What Happened
- India has displaced China to become the largest exporter of cotton products — including apparel, yarn, and home textiles — to the United States in 2025, according to USDA data.
- Total US imports of cotton products in 2025 stood at approximately 3.3 million metric tonnes; India supplied ~0.6 million tonnes, slightly ahead of China's ~0.5 million tonnes.
- The shift reflects both India's expanding textile production capacity and structural changes in US–China trade relations, including sustained tariff pressures on Chinese goods.
- Other major suppliers — Bangladesh, Vietnam, Pakistan, Mexico, Cambodia — remained below India and China in volume terms.
Static Topic Bridges
India's Textile and Apparel Sector
India's textile and apparel industry is one of the largest in the world, contributing approximately 2.3% of GDP and around 12% of total export earnings. The sector is vertically integrated — spanning raw cotton cultivation, ginning, spinning, weaving, processing, and garment manufacturing. This integration allows Indian firms to control quality and cost across the value chain, a structural advantage over countries that depend on imported yarn or fabric.
- India is the second-largest producer of raw cotton globally (after China), with ~6 million metric tonnes annual output.
- The sector employs approximately 45 million people directly and 100 million indirectly, making it the second-largest employer after agriculture.
- Cotton textiles alone contributed $11.49 billion in exports in FY2024-25.
- The US is the single largest export destination for Indian textiles, accounting for ~18% of total textile exports.
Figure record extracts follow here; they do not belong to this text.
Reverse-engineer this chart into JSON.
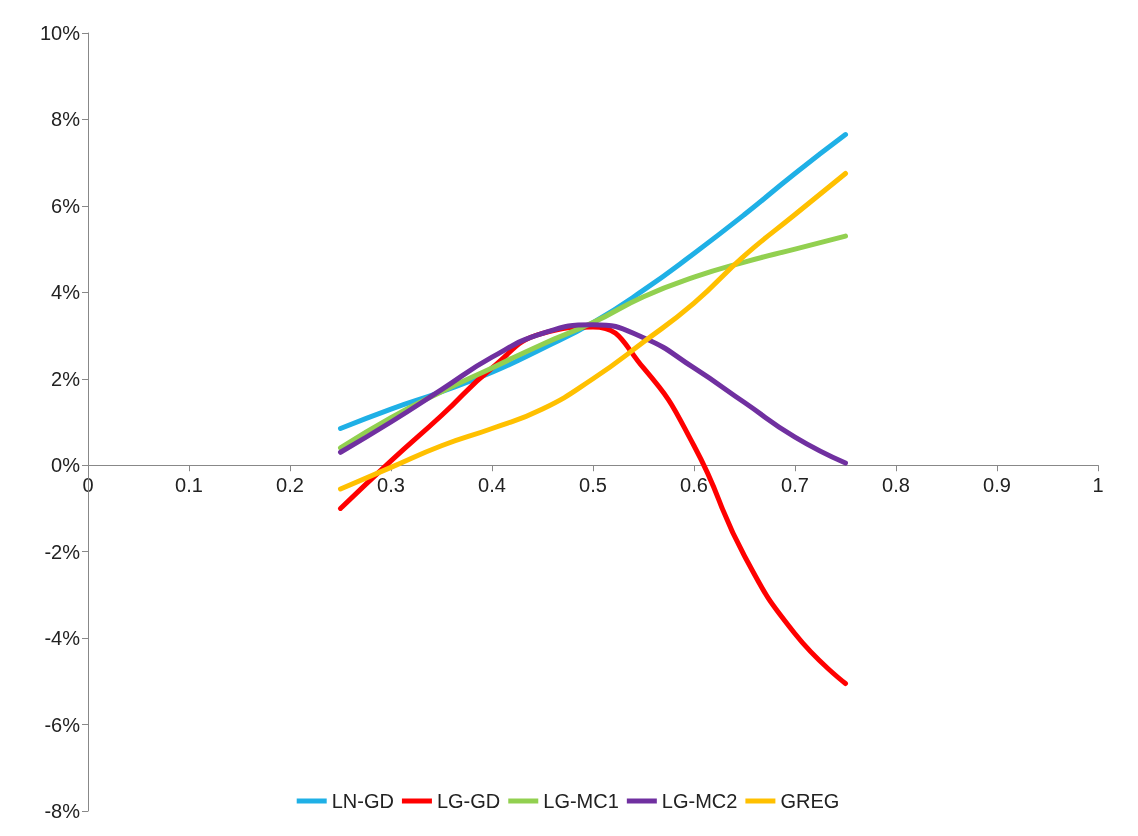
{
  "chart_data": {
    "type": "line",
    "x": [
      0.25,
      0.3,
      0.35,
      0.4,
      0.45,
      0.5,
      0.55,
      0.6,
      0.65,
      0.7,
      0.75
    ],
    "series": [
      {
        "name": "LN-GD",
        "color": "#1fb0e6",
        "values": [
          0.85,
          1.3,
          1.7,
          2.15,
          2.7,
          3.3,
          4.05,
          4.9,
          5.8,
          6.75,
          7.65
        ]
      },
      {
        "name": "LG-GD",
        "color": "#ff0000",
        "values": [
          -1.0,
          0.1,
          1.15,
          2.25,
          3.05,
          3.2,
          2.25,
          0.45,
          -2.1,
          -3.9,
          -5.05
        ]
      },
      {
        "name": "LG-MC1",
        "color": "#92d050",
        "values": [
          0.4,
          1.1,
          1.7,
          2.25,
          2.8,
          3.3,
          3.9,
          4.35,
          4.7,
          5.0,
          5.3
        ]
      },
      {
        "name": "LG-MC2",
        "color": "#7030a0",
        "values": [
          0.3,
          1.0,
          1.75,
          2.5,
          3.05,
          3.25,
          2.95,
          2.25,
          1.45,
          0.65,
          0.05
        ]
      },
      {
        "name": "GREG",
        "color": "#ffc000",
        "values": [
          -0.55,
          -0.05,
          0.45,
          0.85,
          1.3,
          2.0,
          2.85,
          3.75,
          4.85,
          5.8,
          6.75
        ]
      }
    ],
    "xlim": [
      0,
      1
    ],
    "xticks": [
      0,
      0.1,
      0.2,
      0.3,
      0.4,
      0.5,
      0.6,
      0.7,
      0.8,
      0.9,
      1
    ],
    "ylim": [
      -8,
      10
    ],
    "yticks": [
      {
        "value": -8,
        "label": "-8%"
      },
      {
        "value": -6,
        "label": "-6%"
      },
      {
        "value": -4,
        "label": "-4%"
      },
      {
        "value": -2,
        "label": "-2%"
      },
      {
        "value": 0,
        "label": "0%"
      },
      {
        "value": 2,
        "label": "2%"
      },
      {
        "value": 4,
        "label": "4%"
      },
      {
        "value": 6,
        "label": "6%"
      },
      {
        "value": 8,
        "label": "8%"
      },
      {
        "value": 10,
        "label": "10%"
      }
    ],
    "grid": false,
    "legend": "bottom",
    "marker": "none",
    "line_style": "solid"
  }
}
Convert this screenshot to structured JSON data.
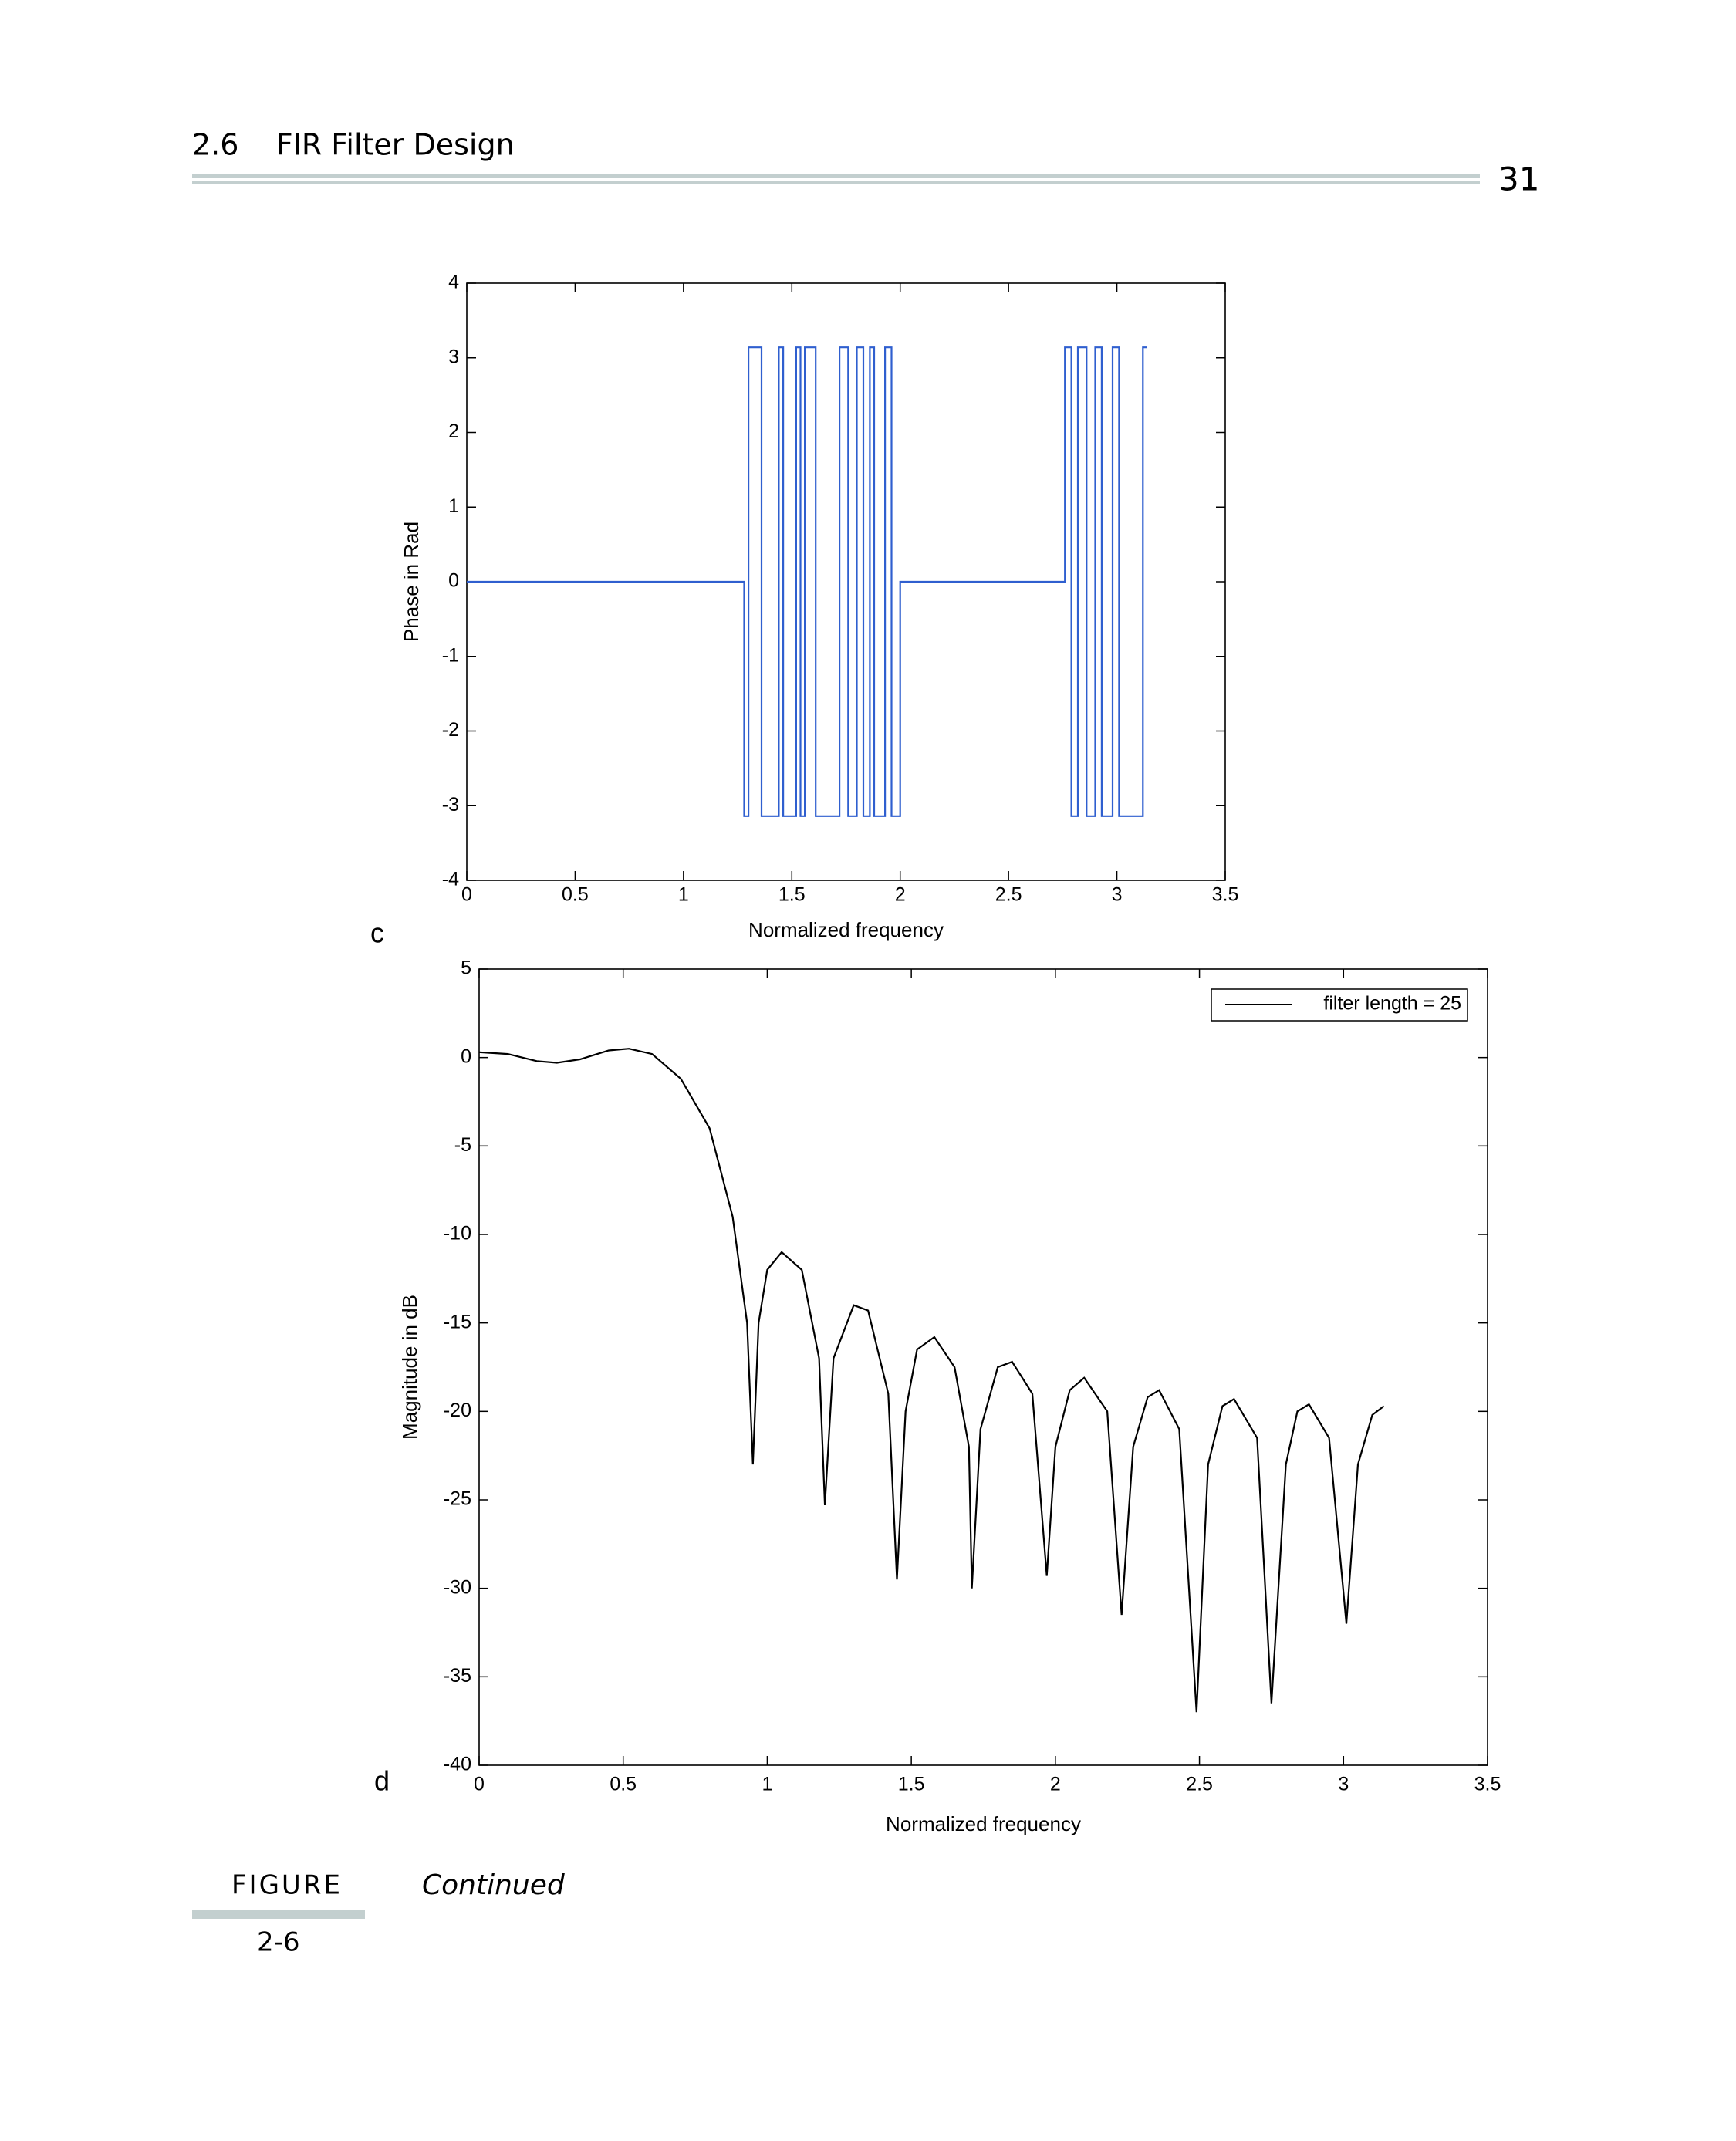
{
  "header": {
    "section": "2.6    FIR Filter Design",
    "page": "31"
  },
  "chart_data": [
    {
      "type": "line",
      "panel_label": "c",
      "xlabel": "Normalized frequency",
      "ylabel": "Phase in Rad",
      "xlim": [
        0,
        3.5
      ],
      "xticks": [
        0,
        0.5,
        1,
        1.5,
        2,
        2.5,
        3,
        3.5
      ],
      "ylim": [
        -4,
        4
      ],
      "yticks": [
        -4,
        -3,
        -2,
        -1,
        0,
        1,
        2,
        3,
        4
      ],
      "x": [
        0,
        1.28,
        1.28,
        1.3,
        1.3,
        1.36,
        1.36,
        1.44,
        1.44,
        1.46,
        1.46,
        1.52,
        1.52,
        1.54,
        1.54,
        1.56,
        1.56,
        1.61,
        1.61,
        1.72,
        1.72,
        1.76,
        1.76,
        1.8,
        1.8,
        1.83,
        1.83,
        1.86,
        1.86,
        1.88,
        1.88,
        1.93,
        1.93,
        1.96,
        1.96,
        2.0,
        2.0,
        2.76,
        2.76,
        2.79,
        2.79,
        2.82,
        2.82,
        2.86,
        2.86,
        2.9,
        2.9,
        2.93,
        2.93,
        2.98,
        2.98,
        3.01,
        3.01,
        3.12,
        3.12,
        3.14
      ],
      "series": [
        {
          "color": "#2f5fcf",
          "values": [
            0,
            0,
            -3.14,
            -3.14,
            3.14,
            3.14,
            -3.14,
            -3.14,
            3.14,
            3.14,
            -3.14,
            -3.14,
            3.14,
            3.14,
            -3.14,
            -3.14,
            3.14,
            3.14,
            -3.14,
            -3.14,
            3.14,
            3.14,
            -3.14,
            -3.14,
            3.14,
            3.14,
            -3.14,
            -3.14,
            3.14,
            3.14,
            -3.14,
            -3.14,
            3.14,
            3.14,
            -3.14,
            -3.14,
            0,
            0,
            3.14,
            3.14,
            -3.14,
            -3.14,
            3.14,
            3.14,
            -3.14,
            -3.14,
            3.14,
            3.14,
            -3.14,
            -3.14,
            3.14,
            3.14,
            -3.14,
            -3.14,
            3.14,
            3.14
          ]
        }
      ]
    },
    {
      "type": "line",
      "panel_label": "d",
      "xlabel": "Normalized frequency",
      "ylabel": "Magnitude in dB",
      "xlim": [
        0,
        3.5
      ],
      "xticks": [
        0,
        0.5,
        1,
        1.5,
        2,
        2.5,
        3,
        3.5
      ],
      "ylim": [
        -40,
        5
      ],
      "yticks": [
        -40,
        -35,
        -30,
        -25,
        -20,
        -15,
        -10,
        -5,
        0,
        5
      ],
      "legend": "upper right",
      "x": [
        0,
        0.1,
        0.2,
        0.27,
        0.35,
        0.45,
        0.52,
        0.6,
        0.7,
        0.8,
        0.88,
        0.93,
        0.95,
        0.97,
        1.0,
        1.05,
        1.12,
        1.18,
        1.2,
        1.23,
        1.3,
        1.35,
        1.42,
        1.45,
        1.48,
        1.52,
        1.58,
        1.65,
        1.7,
        1.71,
        1.74,
        1.8,
        1.85,
        1.92,
        1.97,
        2.0,
        2.05,
        2.1,
        2.18,
        2.23,
        2.27,
        2.32,
        2.36,
        2.43,
        2.49,
        2.53,
        2.58,
        2.62,
        2.7,
        2.75,
        2.8,
        2.84,
        2.88,
        2.95,
        3.01,
        3.05,
        3.1,
        3.14
      ],
      "series": [
        {
          "name": "filter length = 25",
          "color": "#000000",
          "values": [
            0.3,
            0.2,
            -0.2,
            -0.3,
            -0.1,
            0.4,
            0.5,
            0.2,
            -1.2,
            -4,
            -9,
            -15,
            -23,
            -15,
            -12,
            -11,
            -12,
            -17,
            -25.3,
            -17,
            -14,
            -14.3,
            -19,
            -29.5,
            -20,
            -16.5,
            -15.8,
            -17.5,
            -22,
            -30,
            -21,
            -17.5,
            -17.2,
            -19,
            -29.3,
            -22,
            -18.8,
            -18.1,
            -20,
            -31.5,
            -22,
            -19.2,
            -18.8,
            -21,
            -37,
            -23,
            -19.7,
            -19.3,
            -21.5,
            -36.5,
            -23,
            -20,
            -19.6,
            -21.5,
            -32,
            -23,
            -20.2,
            -19.7
          ]
        }
      ]
    }
  ],
  "caption": {
    "label": "FIGURE",
    "number": "2-6",
    "text": "Continued"
  }
}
Connection to this news: India's vertically integrated cotton supply chain is the structural basis for the volume surge; the ability to offer competitive pricing from ginning through finished goods gave Indian exporters an edge when US buyers diversified away from China.
US–China Trade Tensions and Trade Diversion
Since 2018, the United States has imposed cumulative tariff rounds on Chinese goods under Section 301 of the Trade Act of 1974. Tariffs on Chinese textiles and apparel have ranged from 7.5% to 25%, materially raising the cost of Chinese cotton products in the US market. This has created a structural trade diversion effect benefiting India, Bangladesh, Vietnam, and other low-cost manufacturers.
- Section 301 tariffs on Chinese goods were first imposed in 2018 (US–China trade war) and have been maintained and expanded since.
- Trade diversion theory (UPSC Economics) describes how tariff barriers redirect imports from high-tariff to low-tariff sources.
- India's own FTA negotiations with the US have been pending since 2020; preferential access, if concluded, would further entrench India's position.
Connection to this news: India's displacement of China is not purely a function of India's competitiveness — it is also a consequence of deliberate US trade policy. Understanding trade diversion is essential for interpreting India's export surges in certain sectors.
India's Export Promotion Architecture for Textiles
The Ministry of Textiles oversees a range of production and export support schemes. The Production Linked Incentive (PLI) Scheme for Textiles (2021) targets Man-Made Fibre (MMF) and technical textiles, with an outlay of ₹10,683 crore. The PM MITRA (Mega Integrated Textile Region and Apparel) Parks scheme aims to develop 7 integrated textile parks with plug-and-play infrastructure, reducing logistics costs and improving competitiveness.
- PLI for Textiles: ₹10,683 crore outlay; targets MMF apparel and technical textiles.
- PM MITRA: 7 parks across states including Tamil Nadu, Telangana, Karnataka, Gujarat, Madhya Pradesh, UP, and Assam.
- TUFS (Technology Upgradation Fund Scheme) has supported modernisation of spinning and weaving capacity.
- Rebate of State and Central Taxes and Levies (RoSCTL) refunds embedded taxes on garment exports to improve price competitiveness.
Connection to this news: The government's support architecture has helped maintain cost competitiveness in global markets; the PM MITRA parks are designed to consolidate and scale up the very capacity that is now winning US market share from China.
Key Facts & Data
- India's cotton product exports to US (2025): ~0.6 million metric tonnes (No. 1 globally).
- China's cotton product exports to US (2025): ~0.5 million tonnes.
- Total US cotton product imports (2025): ~3.3 million metric tonnes.
- India's raw cotton production: ~6 million metric tonnes/year (2nd globally).
- Textile sector share of India's exports: ~12% of merchandise export earnings.
- Cotton textile exports: $11.49 billion (FY2024-25).
- Direct employment in textiles: ~45 million; indirect: ~100 million.
- PLI for Textiles outlay: ₹10,683 crore.